Kendi gölgemle kavga etmek yerine, mağlubiyetlerime “merhaba” demeyi öğrendiğimde büyüdüm.
Hikâyeler okudum.. Hikâyeler dinledim.. Hikâyeler anlattım. Devrildim.. Doğruldum.. Evrildim.. Eksildim.. Eskidim.. Ama bitmedim!
Aksine, her eksildiğimde bir kat daha çoğaldım.. Her eskidiğimde bir kat daha yenilendim..
Annemin şımarık kızı, babamın gözünün nuruydum.. Oğlumun eşsiz annesi, eşimin pek kıymetlisiydim.
Ben yıllardan, yıllar benden geçti.
Belki yaşlandım, belki yaş aldım hayattan.
Herkes kadar masum, herkes kadar suçluydum. Bazen hiç kimse, hiçbir şeydim bazen. Aklımın hatırlamadığı, zekâmın yetmediği zamanlar oldu. Ama.. yüreğimin yerini hiç unutmadım!
Dili geçmiş zaman, mişli geçmiş zamandım. Ama.. Çoğunlukla şimdiki zamanda boğdum, andan ibaret yaşanmışlıkları.
Peky, neresindeydim kâinatın? Kendime kadar mıydım, dünyaya yeter miydim?

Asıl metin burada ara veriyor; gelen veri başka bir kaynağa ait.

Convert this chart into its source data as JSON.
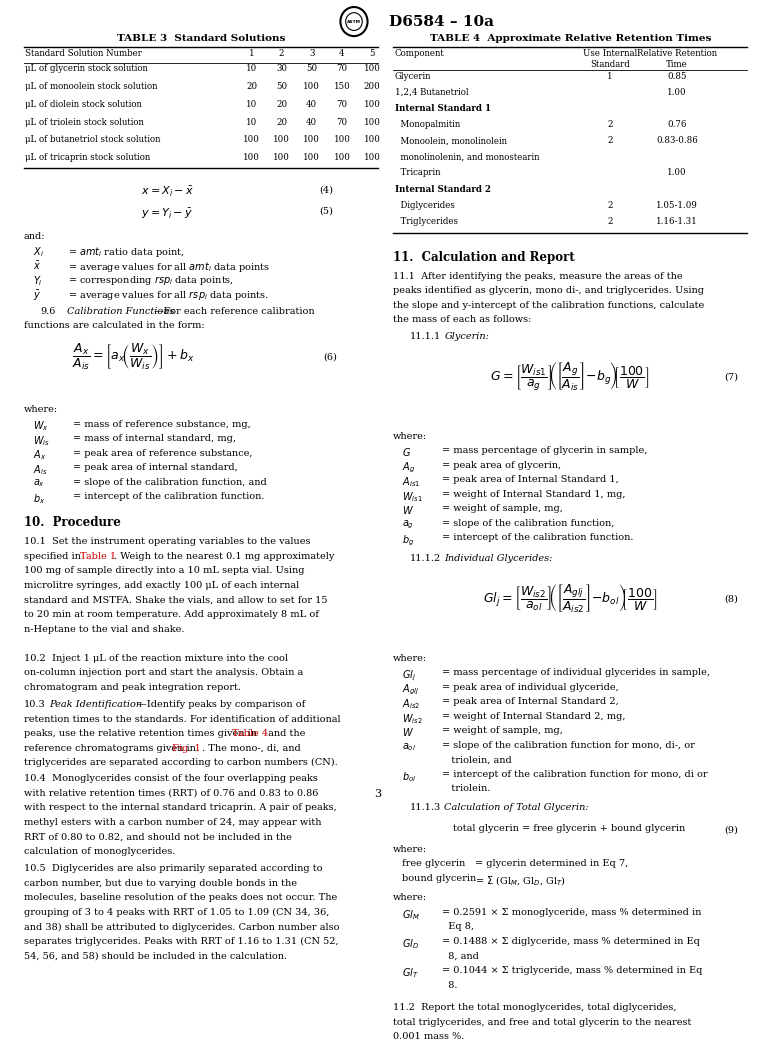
{
  "page_width": 7.78,
  "page_height": 10.41,
  "bg_color": "#ffffff",
  "header_text": "D6584 – 10a",
  "table3_title": "TABLE 3  Standard Solutions",
  "table4_title": "TABLE 4  Approximate Relative Retention Times",
  "table3_headers": [
    "Standard Solution Number",
    "1",
    "2",
    "3",
    "4",
    "5"
  ],
  "table3_rows": [
    [
      "μL of glycerin stock solution",
      "10",
      "30",
      "50",
      "70",
      "100"
    ],
    [
      "μL of monoolein stock solution",
      "20",
      "50",
      "100",
      "150",
      "200"
    ],
    [
      "μL of diolein stock solution",
      "10",
      "20",
      "40",
      "70",
      "100"
    ],
    [
      "μL of triolein stock solution",
      "10",
      "20",
      "40",
      "70",
      "100"
    ],
    [
      "μL of butanetriol stock solution",
      "100",
      "100",
      "100",
      "100",
      "100"
    ],
    [
      "μL of tricaprin stock solution",
      "100",
      "100",
      "100",
      "100",
      "100"
    ]
  ],
  "table4_headers": [
    "Component",
    "Use Internal\nStandard",
    "Relative Retention\nTime"
  ],
  "table4_rows": [
    [
      "Glycerin",
      "1",
      "0.85"
    ],
    [
      "1,2,4 Butanetriol",
      "",
      "1.00"
    ],
    [
      "Internal Standard 1",
      "",
      ""
    ],
    [
      "  Monopalmitin",
      "2",
      "0.76"
    ],
    [
      "  Monoolein, monolinolein",
      "2",
      "0.83-0.86"
    ],
    [
      "  monolinolenin, and monostearin",
      "",
      ""
    ],
    [
      "  Tricaprin",
      "",
      "1.00"
    ],
    [
      "Internal Standard 2",
      "",
      ""
    ],
    [
      "  Diglycerides",
      "2",
      "1.05-1.09"
    ],
    [
      "  Triglycerides",
      "2",
      "1.16-1.31"
    ]
  ],
  "footer_page": "3",
  "red_color": "#cc0000",
  "text_color": "#000000",
  "table_line_color": "#000000"
}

Şarkılardan, şiirlerden geçtim.. Yeşillere, morlara boyandım. Aktım, karaydım. Gri? Hiç olmadım! Ellerim.. Şifa olsun isterdim, dokunduğu her şeyi iyileştirsin. Gözlerim.. anlam olsun isterdim değdiği her göze. Sesim.. Huzur olsun duyan herkese. Ben? Ben kollarımı iki yana açtığımda, dünyayı kucaklamaya yetsin isterdim.
Kucaklardım da!
Sonra da, açar, dinlerdim bi “wonderful life”!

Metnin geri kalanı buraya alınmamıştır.